I'll be honest, I haven't read the whole thread up to this point, but I wanted to make a couple of points that didn't seem like they'd been made already:
(1) Whether we do, in fact, eat a lot of meat has no bearing at all on whether we ought to feel guilty about it. Similarly with arguments about whether we are 'naturally' disposed to eating meat - the fact that something is natural, or generally or universally the case, can never be used to determine whether it is a morally good or bad thing. Same with the 'the animals have been bred for slaughter' line - what they are in no way determines, by itself, the way they should be treated. Finally the variant that says 'other animals eat meat, no problem there!' True, but we don't think that animals are morally responsible for much, so why should we bring them into this? Animals do an awful lot of things I wouldn't. Philosophy students will be familiar with the idiom 'an is doesn't imply an ought' - it's called the Naturalistic Fallacy and it's never going away.
(2) Another irrelevance is the health issue. We don't have to eat meat - maybe we can also be healthy without eating vegetables but again that's irrelevant. We can be perfectly healthy as herbivores, omnnivores or carnivores so no option involves an imperative to our own survival or flourishing. Breathing, we ought to do, because if we don't we'll die. Meat? No obligation either way.
(3) Since it only makes sense to feel guilty if you think you've done something wrong I take it that whether you ought to feel guilty hinges on whether eating meat is morally permissible or not. The only valid arguments I can see in favour of eating meat are the following:
(a) Animals are not morally relevant (or some fact about animals makes them morally irrelevant).
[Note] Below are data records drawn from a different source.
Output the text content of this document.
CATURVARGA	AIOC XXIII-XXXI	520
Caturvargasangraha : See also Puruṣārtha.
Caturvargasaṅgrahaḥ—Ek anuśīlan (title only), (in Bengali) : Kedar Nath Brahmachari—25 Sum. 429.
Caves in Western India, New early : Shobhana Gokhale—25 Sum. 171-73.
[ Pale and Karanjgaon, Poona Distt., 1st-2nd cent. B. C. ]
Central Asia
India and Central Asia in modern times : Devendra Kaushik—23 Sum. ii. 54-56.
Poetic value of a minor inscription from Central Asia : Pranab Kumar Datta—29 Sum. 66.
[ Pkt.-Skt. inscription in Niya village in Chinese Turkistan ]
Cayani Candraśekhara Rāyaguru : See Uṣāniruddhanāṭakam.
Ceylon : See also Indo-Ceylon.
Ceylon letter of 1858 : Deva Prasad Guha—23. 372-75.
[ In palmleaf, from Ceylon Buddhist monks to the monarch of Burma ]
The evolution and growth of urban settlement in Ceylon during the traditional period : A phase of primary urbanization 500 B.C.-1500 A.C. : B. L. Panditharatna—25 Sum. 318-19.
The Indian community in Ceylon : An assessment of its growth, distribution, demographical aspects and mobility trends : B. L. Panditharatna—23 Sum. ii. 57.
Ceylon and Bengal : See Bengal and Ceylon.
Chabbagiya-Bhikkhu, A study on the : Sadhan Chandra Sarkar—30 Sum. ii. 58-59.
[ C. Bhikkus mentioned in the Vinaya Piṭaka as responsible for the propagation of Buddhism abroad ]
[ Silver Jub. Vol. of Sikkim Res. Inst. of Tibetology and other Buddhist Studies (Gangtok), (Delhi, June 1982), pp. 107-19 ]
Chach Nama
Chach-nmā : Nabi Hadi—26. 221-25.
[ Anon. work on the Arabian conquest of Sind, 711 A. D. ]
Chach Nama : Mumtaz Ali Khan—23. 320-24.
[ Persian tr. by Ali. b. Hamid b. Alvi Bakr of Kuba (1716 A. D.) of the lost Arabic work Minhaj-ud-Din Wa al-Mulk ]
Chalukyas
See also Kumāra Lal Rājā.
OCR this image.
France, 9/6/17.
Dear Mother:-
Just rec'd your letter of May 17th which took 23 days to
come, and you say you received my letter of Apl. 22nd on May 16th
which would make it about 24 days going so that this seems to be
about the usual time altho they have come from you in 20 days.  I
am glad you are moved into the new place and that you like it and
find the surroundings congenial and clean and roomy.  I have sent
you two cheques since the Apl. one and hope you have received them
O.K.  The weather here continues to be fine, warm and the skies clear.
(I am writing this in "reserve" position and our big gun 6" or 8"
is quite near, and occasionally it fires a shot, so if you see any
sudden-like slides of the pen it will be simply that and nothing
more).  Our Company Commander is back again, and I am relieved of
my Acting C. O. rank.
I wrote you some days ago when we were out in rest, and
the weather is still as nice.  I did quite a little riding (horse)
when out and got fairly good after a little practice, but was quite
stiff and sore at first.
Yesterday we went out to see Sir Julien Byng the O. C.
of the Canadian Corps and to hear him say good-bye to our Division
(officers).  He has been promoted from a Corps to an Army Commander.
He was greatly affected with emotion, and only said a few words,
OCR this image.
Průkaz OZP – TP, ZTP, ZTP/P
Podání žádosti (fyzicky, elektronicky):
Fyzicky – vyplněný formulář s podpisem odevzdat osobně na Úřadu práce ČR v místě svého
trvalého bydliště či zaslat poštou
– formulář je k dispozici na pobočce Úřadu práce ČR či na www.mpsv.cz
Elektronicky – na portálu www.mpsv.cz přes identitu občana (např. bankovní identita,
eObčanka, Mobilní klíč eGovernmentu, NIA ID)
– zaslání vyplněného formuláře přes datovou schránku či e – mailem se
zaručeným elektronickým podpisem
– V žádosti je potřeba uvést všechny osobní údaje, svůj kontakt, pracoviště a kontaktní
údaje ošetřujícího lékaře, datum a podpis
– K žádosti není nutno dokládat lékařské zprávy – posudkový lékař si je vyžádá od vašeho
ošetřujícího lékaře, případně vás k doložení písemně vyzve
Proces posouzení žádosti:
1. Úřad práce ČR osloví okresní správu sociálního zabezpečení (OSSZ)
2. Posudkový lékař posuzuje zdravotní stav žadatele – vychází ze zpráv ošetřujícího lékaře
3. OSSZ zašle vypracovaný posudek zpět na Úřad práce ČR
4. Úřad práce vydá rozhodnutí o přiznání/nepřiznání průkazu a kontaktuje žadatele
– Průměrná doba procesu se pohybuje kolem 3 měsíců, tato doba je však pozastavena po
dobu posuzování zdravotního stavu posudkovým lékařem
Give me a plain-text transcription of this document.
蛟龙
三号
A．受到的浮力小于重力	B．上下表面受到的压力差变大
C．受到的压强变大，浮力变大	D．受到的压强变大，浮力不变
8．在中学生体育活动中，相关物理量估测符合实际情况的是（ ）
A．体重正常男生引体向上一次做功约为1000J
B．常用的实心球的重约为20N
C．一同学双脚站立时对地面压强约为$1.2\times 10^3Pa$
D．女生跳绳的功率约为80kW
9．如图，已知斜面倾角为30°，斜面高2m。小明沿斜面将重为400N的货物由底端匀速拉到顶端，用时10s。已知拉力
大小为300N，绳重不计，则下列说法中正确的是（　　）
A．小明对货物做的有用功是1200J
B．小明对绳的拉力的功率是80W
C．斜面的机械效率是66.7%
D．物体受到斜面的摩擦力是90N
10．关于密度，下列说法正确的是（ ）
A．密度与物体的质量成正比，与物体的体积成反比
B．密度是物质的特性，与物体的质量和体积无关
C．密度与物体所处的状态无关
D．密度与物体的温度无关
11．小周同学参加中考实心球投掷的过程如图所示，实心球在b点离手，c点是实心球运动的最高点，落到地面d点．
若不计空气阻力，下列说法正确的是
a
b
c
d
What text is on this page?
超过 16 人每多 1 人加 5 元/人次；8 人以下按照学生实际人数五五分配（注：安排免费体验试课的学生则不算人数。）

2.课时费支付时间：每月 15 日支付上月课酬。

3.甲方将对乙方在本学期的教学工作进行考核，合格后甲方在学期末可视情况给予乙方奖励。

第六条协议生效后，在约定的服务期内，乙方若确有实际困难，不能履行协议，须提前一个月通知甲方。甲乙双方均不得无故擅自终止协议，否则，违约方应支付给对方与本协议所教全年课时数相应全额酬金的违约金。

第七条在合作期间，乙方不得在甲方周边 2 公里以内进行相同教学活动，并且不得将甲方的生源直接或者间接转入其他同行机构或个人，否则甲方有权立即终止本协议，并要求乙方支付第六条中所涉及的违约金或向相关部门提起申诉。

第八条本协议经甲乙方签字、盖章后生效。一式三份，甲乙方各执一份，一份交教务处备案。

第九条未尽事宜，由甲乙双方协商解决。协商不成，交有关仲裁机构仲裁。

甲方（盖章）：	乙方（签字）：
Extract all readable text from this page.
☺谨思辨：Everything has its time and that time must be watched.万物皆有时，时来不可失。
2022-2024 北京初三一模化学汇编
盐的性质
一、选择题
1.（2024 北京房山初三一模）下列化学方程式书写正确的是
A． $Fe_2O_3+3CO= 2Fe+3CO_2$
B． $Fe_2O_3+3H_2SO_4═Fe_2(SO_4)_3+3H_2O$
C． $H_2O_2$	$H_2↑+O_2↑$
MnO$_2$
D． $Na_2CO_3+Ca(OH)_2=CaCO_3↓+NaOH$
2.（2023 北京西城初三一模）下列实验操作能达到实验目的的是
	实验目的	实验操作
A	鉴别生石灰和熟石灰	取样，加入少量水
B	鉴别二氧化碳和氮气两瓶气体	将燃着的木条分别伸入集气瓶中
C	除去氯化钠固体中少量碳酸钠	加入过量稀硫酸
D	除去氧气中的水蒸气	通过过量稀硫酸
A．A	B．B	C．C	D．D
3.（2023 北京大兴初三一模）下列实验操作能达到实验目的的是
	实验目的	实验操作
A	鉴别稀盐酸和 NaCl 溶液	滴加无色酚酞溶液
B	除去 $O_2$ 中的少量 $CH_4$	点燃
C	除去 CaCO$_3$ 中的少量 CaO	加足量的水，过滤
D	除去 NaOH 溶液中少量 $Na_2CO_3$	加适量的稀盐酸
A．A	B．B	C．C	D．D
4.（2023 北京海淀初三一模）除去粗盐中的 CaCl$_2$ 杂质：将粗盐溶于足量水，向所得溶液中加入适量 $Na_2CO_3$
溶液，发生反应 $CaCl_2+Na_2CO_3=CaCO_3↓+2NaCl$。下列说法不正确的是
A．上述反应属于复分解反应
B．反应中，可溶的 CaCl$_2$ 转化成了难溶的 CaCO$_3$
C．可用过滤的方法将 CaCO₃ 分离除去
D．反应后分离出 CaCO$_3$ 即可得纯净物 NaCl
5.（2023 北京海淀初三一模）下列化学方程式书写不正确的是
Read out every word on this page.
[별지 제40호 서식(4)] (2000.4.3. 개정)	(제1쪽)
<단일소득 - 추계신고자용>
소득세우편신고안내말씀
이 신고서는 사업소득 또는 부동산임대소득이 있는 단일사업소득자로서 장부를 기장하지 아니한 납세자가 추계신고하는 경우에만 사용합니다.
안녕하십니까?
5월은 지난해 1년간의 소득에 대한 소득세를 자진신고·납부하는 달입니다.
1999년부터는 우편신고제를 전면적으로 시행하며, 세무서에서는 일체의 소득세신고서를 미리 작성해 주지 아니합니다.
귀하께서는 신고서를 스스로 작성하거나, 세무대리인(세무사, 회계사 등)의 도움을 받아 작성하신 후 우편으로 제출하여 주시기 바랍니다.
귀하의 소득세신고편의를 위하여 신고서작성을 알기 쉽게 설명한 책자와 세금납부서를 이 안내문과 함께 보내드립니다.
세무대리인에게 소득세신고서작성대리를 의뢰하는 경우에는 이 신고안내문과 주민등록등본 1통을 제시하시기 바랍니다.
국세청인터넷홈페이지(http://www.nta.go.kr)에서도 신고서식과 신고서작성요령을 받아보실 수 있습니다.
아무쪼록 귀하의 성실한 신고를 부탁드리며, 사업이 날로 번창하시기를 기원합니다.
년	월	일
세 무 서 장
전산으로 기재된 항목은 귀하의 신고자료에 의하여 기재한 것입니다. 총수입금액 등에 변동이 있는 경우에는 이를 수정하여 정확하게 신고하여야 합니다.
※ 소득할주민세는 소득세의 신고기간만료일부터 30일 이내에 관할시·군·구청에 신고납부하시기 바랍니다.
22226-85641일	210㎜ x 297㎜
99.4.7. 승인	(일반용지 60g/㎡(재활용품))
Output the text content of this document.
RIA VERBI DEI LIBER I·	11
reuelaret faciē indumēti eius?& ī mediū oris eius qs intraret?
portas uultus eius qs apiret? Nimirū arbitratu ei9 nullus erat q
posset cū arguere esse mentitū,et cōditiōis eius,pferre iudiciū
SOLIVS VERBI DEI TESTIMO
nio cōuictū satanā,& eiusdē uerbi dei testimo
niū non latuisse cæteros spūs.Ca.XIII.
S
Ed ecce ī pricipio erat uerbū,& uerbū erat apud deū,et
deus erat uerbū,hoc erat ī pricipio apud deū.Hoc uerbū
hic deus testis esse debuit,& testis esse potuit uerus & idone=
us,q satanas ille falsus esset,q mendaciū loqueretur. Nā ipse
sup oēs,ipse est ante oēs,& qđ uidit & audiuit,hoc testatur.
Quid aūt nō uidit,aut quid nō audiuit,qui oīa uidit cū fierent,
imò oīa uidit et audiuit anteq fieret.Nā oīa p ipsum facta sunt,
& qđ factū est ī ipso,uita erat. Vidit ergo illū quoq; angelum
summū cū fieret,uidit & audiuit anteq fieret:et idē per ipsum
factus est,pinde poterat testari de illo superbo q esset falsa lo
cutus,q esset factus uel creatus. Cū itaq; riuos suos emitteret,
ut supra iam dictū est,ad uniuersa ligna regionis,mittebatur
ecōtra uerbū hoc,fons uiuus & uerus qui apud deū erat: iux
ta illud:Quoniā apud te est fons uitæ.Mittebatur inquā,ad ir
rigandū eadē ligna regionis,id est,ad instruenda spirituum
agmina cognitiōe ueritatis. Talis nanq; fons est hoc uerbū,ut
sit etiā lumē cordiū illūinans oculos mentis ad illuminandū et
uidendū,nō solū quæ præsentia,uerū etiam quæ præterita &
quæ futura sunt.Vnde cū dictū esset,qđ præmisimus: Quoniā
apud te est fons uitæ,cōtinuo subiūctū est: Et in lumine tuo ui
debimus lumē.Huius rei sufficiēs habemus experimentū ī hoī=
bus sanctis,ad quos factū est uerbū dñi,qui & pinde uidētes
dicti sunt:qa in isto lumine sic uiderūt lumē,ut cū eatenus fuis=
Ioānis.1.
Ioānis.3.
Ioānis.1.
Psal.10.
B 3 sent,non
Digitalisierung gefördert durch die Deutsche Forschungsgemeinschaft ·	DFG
Animals don't suffer in the right way, don't think like we do, aren't intelligent, aren't a part of the moral world etc. These arguments are, I think, pretty much the only ones that work. Except that they involve some pretty unpleasant commitments. Say, for instance, that eating meat was acceptable because animals are of inferior intelligence. If that was true then you would have to be prepared to admit that it was also acceptable to eat (and farm!) humans with comparably inferior intelligence. The same argument applies across the board with (a) type examples, and I really don't find the result that appealing.
(b) The amount of pleasure to be had from eating meat outweighs the suffering of the animals involved.
So, arguments of the form 'animals don't suffer much when they die', or '(certain) animals don't feel pain like we do'. As regards the first, I don't think it works simply because the act of killing and eating an animal denies that animal a future life. You're not just giving it a moment's pain while it dies, but you're denying it the possibility of the pleasure of its next so many hundred meals, mates, whatever. If their pleasure feels anything like ours, or valuable like ours is, then there's no way that the tastiness of a meal outweighs the tastiness of a hundred.
(b*) An interesting variant of this is "if we didn't eat them, they'd all die anyway". I see what it's trying to do, but us getting at least some pleasure from what will in any case be a horrible situation (having to let the vast majority of our livestock die) really doesn't work as an argument. When bad shit happens we do not think it's appropriate to find pleasure in it, especially if that leads to more of it happening!
(c) My freedom to eat meat outweighs the suffering of the animals involved.
Freedom is important, so we might think that banning meat would be an intolerable intrusion, but we know that freedom to do something doesn't mean there might not be a very good reason why you shouldn't. I'm free to sit at home all day arguing on the internet, for instance...
So, should you feel guilty? That's a pretty interesting question. My instinct would be to say yes - if you eat meat, and eating meat is a moral transgression, then guilt is appropriate. For the reasons above, I just don't think there are any good arguments against the position that eating meat is immoral. Maybe you think there aren't any good arguments in favour of vegetarianism either, but then I ask you why take the chance? If you thought there was a pretty even chance that what you were doing was immoral, and it was so easy to not do it, would you risk it? That's pretty much your choice.
Another interesting question is whether those who don't feel guilty are doing something wrong. Here I think it's more debatable. I don't think there can be anything wrong with not feeling guilt, even when it is appropriate, just because feeling guilty isn't a voluntary action. There might, however, be something wrong with not being the kind of person who felt appropriate guilt, if you were capable of changing that.
Tl;Dr - Most arguments in favour of eating meat are either false or fallacious.